Verschwörungstheorien haben es auch deswegen leicht, weil sie verblüffende Zusammenhänge herstellen. Statistisch oft belegbar, aber völlig absurd. So korreliert etwa der Fleischkonsum pro Kopf in den USA fast exakt mit der Zahl der Todesfälle durch Blitzschlag. Doch Korrelation ist eben etwas anderes als Kausalität. Das heißt im Umkehrschluss natürlich nicht, dass es erwiesene kausale Zusammenhänge zwischen zwei Phänomenen nicht gäbe. Womit wir bei den Medien, genauer: bei der Lokalpresse wären. Dieser wenig glamouröse Teil der Branche stand und steht immer im Schatten der großen nationalen und internationalen Blätter, wo sich leitartikelnde Wolkenschieber mit den – zweifellos bedeutsamen – Themen beschäftigen. Während die kleinen Lokalgazetten über Ausschusssitzungen des Gemeinderats, Nachbarschaftsstreit und örtliche Sportereignisse berichten.
Der fundamentale Beitrag lokaler Presse für das Gemeinwesen, für das demokratische Miteinander, wurde lange unterschätzt. Populisten sind dort besonders erfolgreich, wo es keine lokale Tageszeitung mehr gibt.
Doch lange unterschätzt wurde ihr fundamentaler Beitrag für das Gemeinwesen, für das demokratische Miteinander.
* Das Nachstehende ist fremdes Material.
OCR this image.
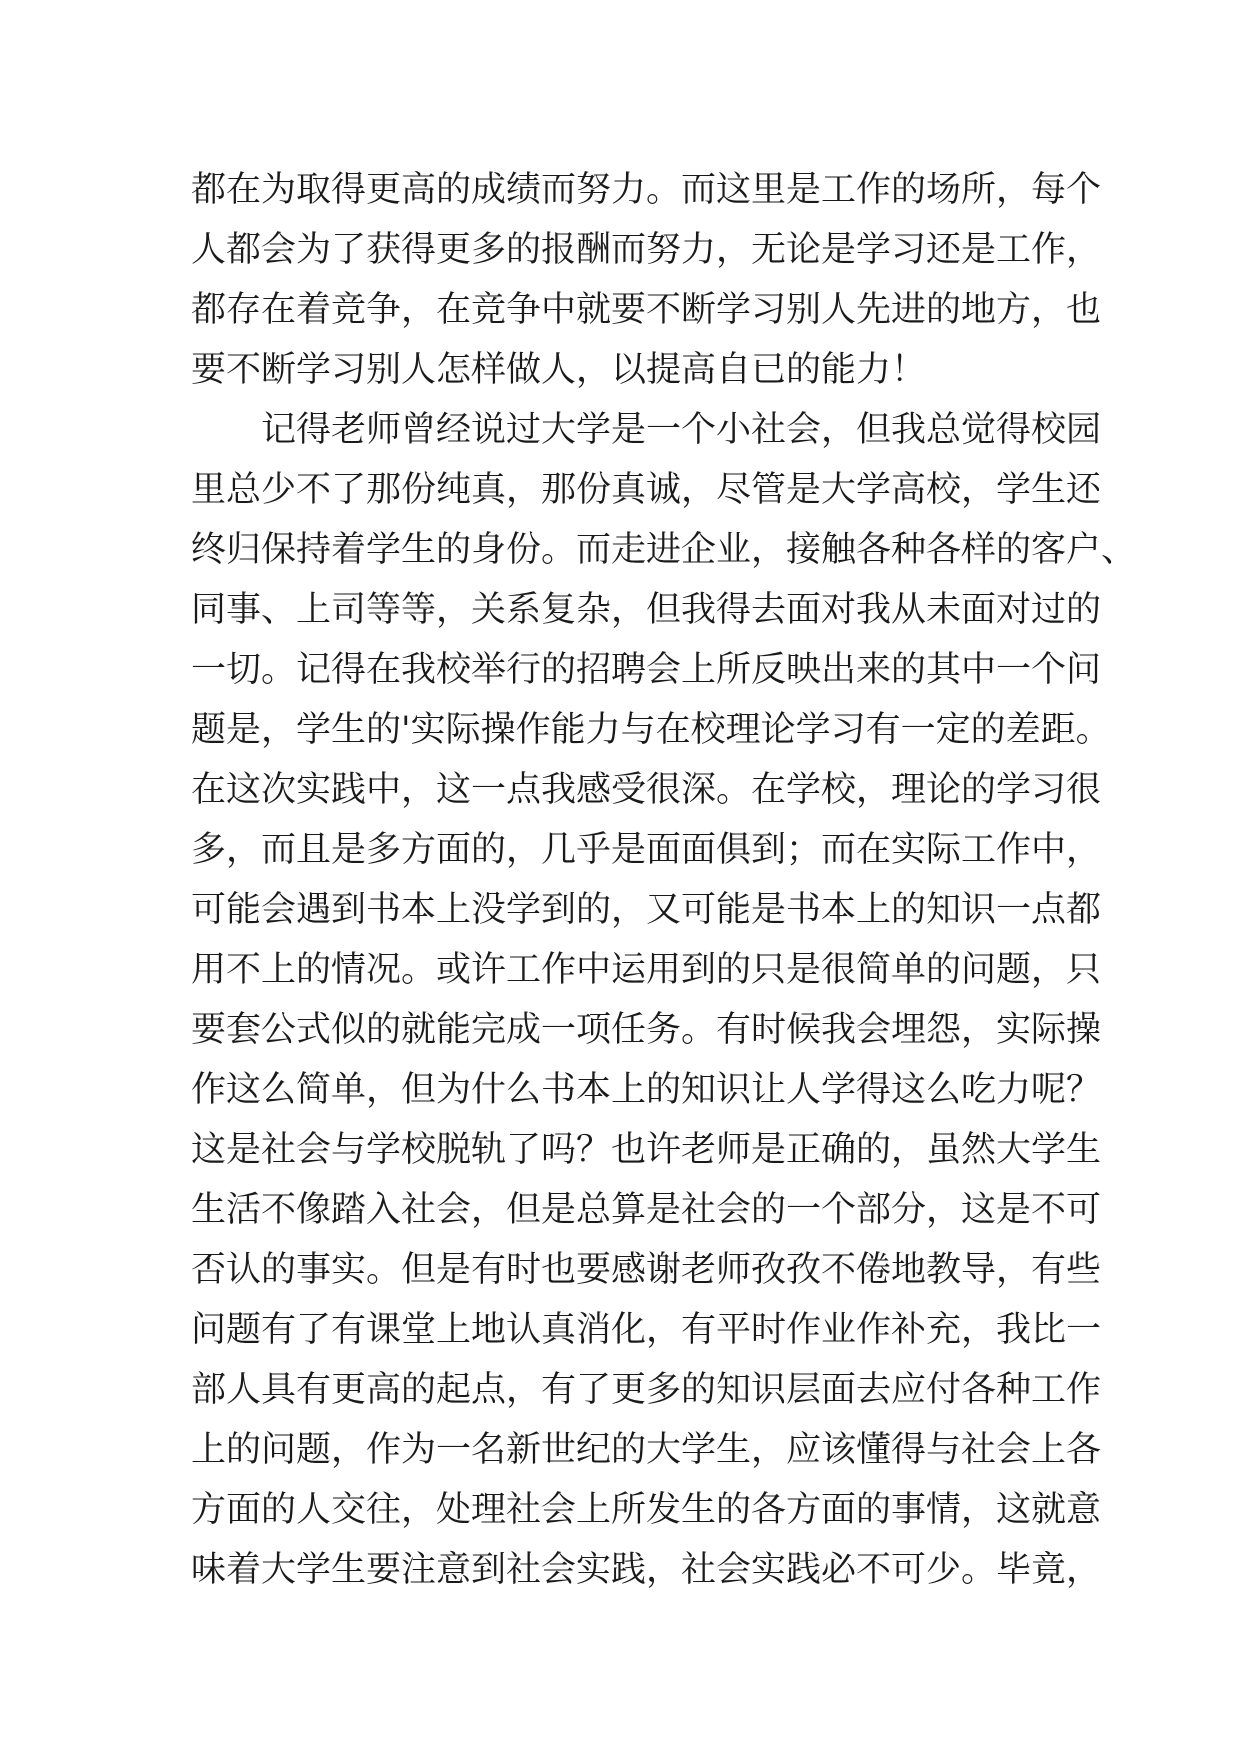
都在为取得更高的成绩而努力。而这里是工作的场所，每个
人都会为了获得更多的报酬而努力，无论是学习还是工作，
都存在着竞争，在竞争中就要不断学习别人先进的地方，也
要不断学习别人怎样做人，以提高自已的能力！
记得老师曾经说过大学是一个小社会，但我总觉得校园
里总少不了那份纯真，那份真诚，尽管是大学高校，学生还
终归保持着学生的身份。而走进企业，接触各种各样的客户、
同事、上司等等，关系复杂，但我得去面对我从未面对过的
一切。记得在我校举行的招聘会上所反映出来的其中一个问
题是，学生的'实际操作能力与在校理论学习有一定的差距。
在这次实践中，这一点我感受很深。在学校，理论的学习很
多，而且是多方面的，几乎是面面俱到；而在实际工作中，
可能会遇到书本上没学到的，又可能是书本上的知识一点都
用不上的情况。或许工作中运用到的只是很简单的问题，只
要套公式似的就能完成一项任务。有时候我会埋怨，实际操
作这么简单，但为什么书本上的知识让人学得这么吃力呢？
这是社会与学校脱轨了吗？也许老师是正确的，虽然大学生
生活不像踏入社会，但是总算是社会的一个部分，这是不可
否认的事实。但是有时也要感谢老师孜孜不倦地教导，有些
问题有了有课堂上地认真消化，有平时作业作补充，我比一
部人具有更高的起点，有了更多的知识层面去应付各种工作
上的问题，作为一名新世纪的大学生，应该懂得与社会上各
方面的人交往，处理社会上所发生的各方面的事情，这就意
味着大学生要注意到社会实践，社会实践必不可少。毕竟，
Inzwischen gibt es einschlägige Untersuchungen in den USA und erstmals auch in Deutschland, die einen Verdacht wissenschaftlich untermauern: Nämlich den Umstand, dass Populisten dort besonders erfolgreich sind, wo es keine lokale Tageszeitung mehr gibt. Das hat Trump schon 2016 den Weg ins Weiße Haus geebnet, jetzt helfen solche Nachrichtenwüsten rechtspopulistischen Parteien in Deutschland. Keine Lokalzeitung bedeutet mehr AfD. Wie das?
Die bisweilen unterschätzte Funktion der Zeitung vor Ort, so zeigt eine Medienanalyse für Baden-Württemberg, macht Themen einer Kommune erst sichtbar, verbindet Menschen mit ihrem Nahbereich und trägt zur politischen Bildung bei, auch durch das Aufdecken von Korruption und Skandalen. Hier sind die Fakten im Zweifel von jedem oder jeder nachprüfbar. Fake News haben es erheblich schwerer. Die Tageszeitung ist das Forum, in dem Positionen präsentiert und Kompromisse ausgehandelt werden, kurz: wo Demokratie eingeübt und praktiziert wird.
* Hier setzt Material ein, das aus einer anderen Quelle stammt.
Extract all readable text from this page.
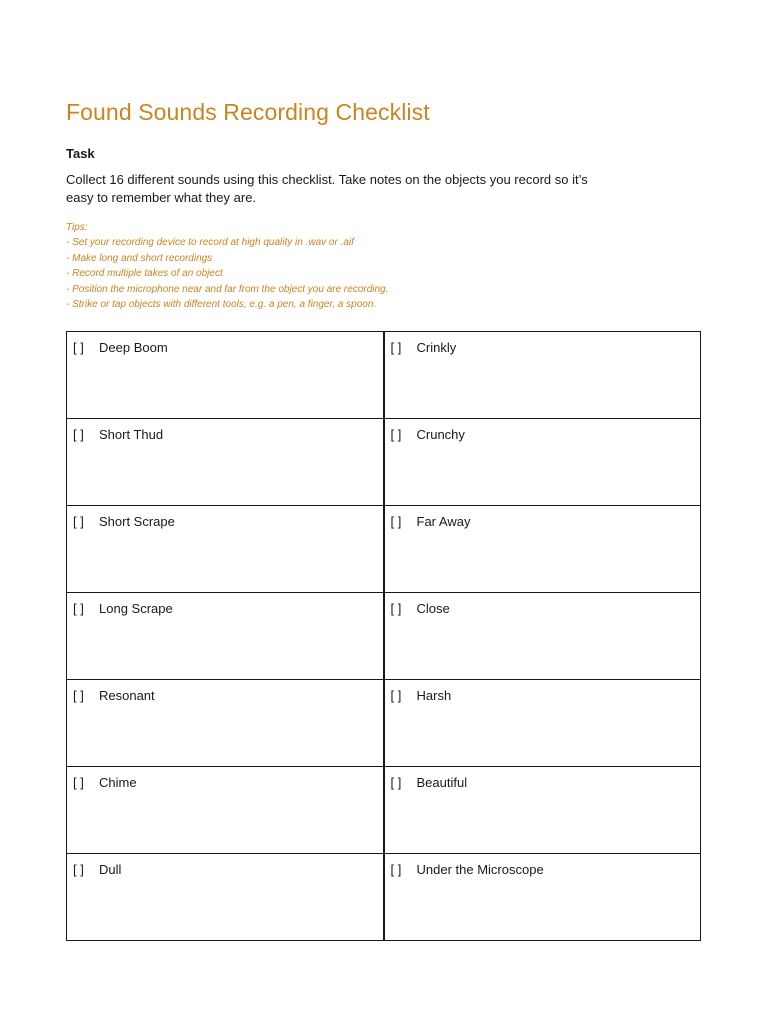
Found Sounds Recording Checklist
Task

Collect 16 different sounds using this checklist. Take notes on the objects you record so it’s easy to remember what they are.

Tips:
- Set your recording device to record at high quality in .wav or .aif
- Make long and short recordings
- Record multiple takes of an object
- Position the microphone near and far from the object you are recording.
- Strike or tap objects with different tools, e.g. a pen, a finger, a spoon.
[ ] Deep Boom	[ ] Crinkly

[ ] Short Thud	[ ] Crunchy

[ ] Short Scrape	[ ] Far Away

[ ] Long Scrape	[ ] Close

[ ] Resonant	[ ] Harsh

[ ] Chime	[ ] Beautiful

[ ] Dull	[ ] Under the Microscope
Das zumindest ist die Idealbeschreibung, im Alltag hängt die Latte etwas tiefer. Doch wo die Blätter ganz verschwunden sind, erodiert das Vertrauen in das politische System, gewinnen obskure, nicht überprüfte Informationsquellen an Gewicht, fühlen Menschen sich von der Gesellschaft ausgeschlossen und fürchten um ihren Status – der ideale Nährboden für extremistische Verführer.
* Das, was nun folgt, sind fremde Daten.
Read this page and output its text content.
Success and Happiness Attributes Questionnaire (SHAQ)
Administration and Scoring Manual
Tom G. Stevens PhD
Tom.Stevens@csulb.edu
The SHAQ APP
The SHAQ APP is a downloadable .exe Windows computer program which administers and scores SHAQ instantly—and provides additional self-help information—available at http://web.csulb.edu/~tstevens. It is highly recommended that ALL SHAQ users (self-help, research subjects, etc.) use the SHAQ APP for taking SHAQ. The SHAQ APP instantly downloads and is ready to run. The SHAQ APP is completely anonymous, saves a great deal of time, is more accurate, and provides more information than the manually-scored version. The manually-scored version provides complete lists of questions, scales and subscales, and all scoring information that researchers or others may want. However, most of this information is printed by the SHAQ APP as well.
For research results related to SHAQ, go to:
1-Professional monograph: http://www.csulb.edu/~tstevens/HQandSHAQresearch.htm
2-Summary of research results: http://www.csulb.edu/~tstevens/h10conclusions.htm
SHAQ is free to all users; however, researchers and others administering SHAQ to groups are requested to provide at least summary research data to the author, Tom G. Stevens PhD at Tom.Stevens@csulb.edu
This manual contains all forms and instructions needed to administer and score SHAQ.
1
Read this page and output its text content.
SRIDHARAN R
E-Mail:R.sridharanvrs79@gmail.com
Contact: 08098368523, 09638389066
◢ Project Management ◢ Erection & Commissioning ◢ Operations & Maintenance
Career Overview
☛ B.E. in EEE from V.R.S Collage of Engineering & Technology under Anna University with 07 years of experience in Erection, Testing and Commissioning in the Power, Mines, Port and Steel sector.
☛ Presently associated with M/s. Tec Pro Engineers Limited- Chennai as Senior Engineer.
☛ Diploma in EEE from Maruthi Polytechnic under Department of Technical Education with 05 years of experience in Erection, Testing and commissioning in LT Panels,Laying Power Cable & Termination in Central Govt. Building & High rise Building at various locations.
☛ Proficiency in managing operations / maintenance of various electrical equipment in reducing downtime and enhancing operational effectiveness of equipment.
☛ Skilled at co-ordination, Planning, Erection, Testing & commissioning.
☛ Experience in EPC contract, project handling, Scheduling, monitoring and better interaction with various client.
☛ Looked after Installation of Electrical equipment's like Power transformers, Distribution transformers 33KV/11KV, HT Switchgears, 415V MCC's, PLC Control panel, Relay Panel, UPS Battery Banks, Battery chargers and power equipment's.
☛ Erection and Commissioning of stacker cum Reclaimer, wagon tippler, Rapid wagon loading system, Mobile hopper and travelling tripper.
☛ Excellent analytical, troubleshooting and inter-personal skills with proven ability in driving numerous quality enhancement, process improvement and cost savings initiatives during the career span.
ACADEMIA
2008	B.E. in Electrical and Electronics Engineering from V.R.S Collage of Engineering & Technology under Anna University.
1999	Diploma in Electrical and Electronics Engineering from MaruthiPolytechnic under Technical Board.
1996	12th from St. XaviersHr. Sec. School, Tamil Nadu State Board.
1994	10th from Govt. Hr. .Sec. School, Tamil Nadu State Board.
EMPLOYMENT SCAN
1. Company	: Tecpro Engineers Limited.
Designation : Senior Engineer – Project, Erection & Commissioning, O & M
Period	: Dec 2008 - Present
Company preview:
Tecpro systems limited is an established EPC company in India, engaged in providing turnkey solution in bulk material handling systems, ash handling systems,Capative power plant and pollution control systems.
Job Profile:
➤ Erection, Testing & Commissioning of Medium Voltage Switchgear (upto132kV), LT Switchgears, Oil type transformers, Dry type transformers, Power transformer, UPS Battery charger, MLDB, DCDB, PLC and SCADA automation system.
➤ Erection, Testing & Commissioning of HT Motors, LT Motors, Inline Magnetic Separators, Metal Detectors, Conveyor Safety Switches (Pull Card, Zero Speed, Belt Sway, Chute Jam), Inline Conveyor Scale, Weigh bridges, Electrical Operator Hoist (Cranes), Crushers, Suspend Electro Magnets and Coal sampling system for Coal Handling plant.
Nun gibt es handfeste Gründe für das Zeitungssterben, auch verlegerische. Nostalgisches Bedauern ist da keine Lösung. Aber es fehlt an einem intensiven öffentlichen Nachdenken darüber, wie diese demokratiegefährdende Lücke wieder geschlossen werden kann. Ehrenamtliche Informationsangebote wie lokale Blogs können das nicht, bestenfalls ergänzen sie. Aber eine offene, liberale Demokratie braucht den Sauerstoff eines professionellen Lokaljournalismus.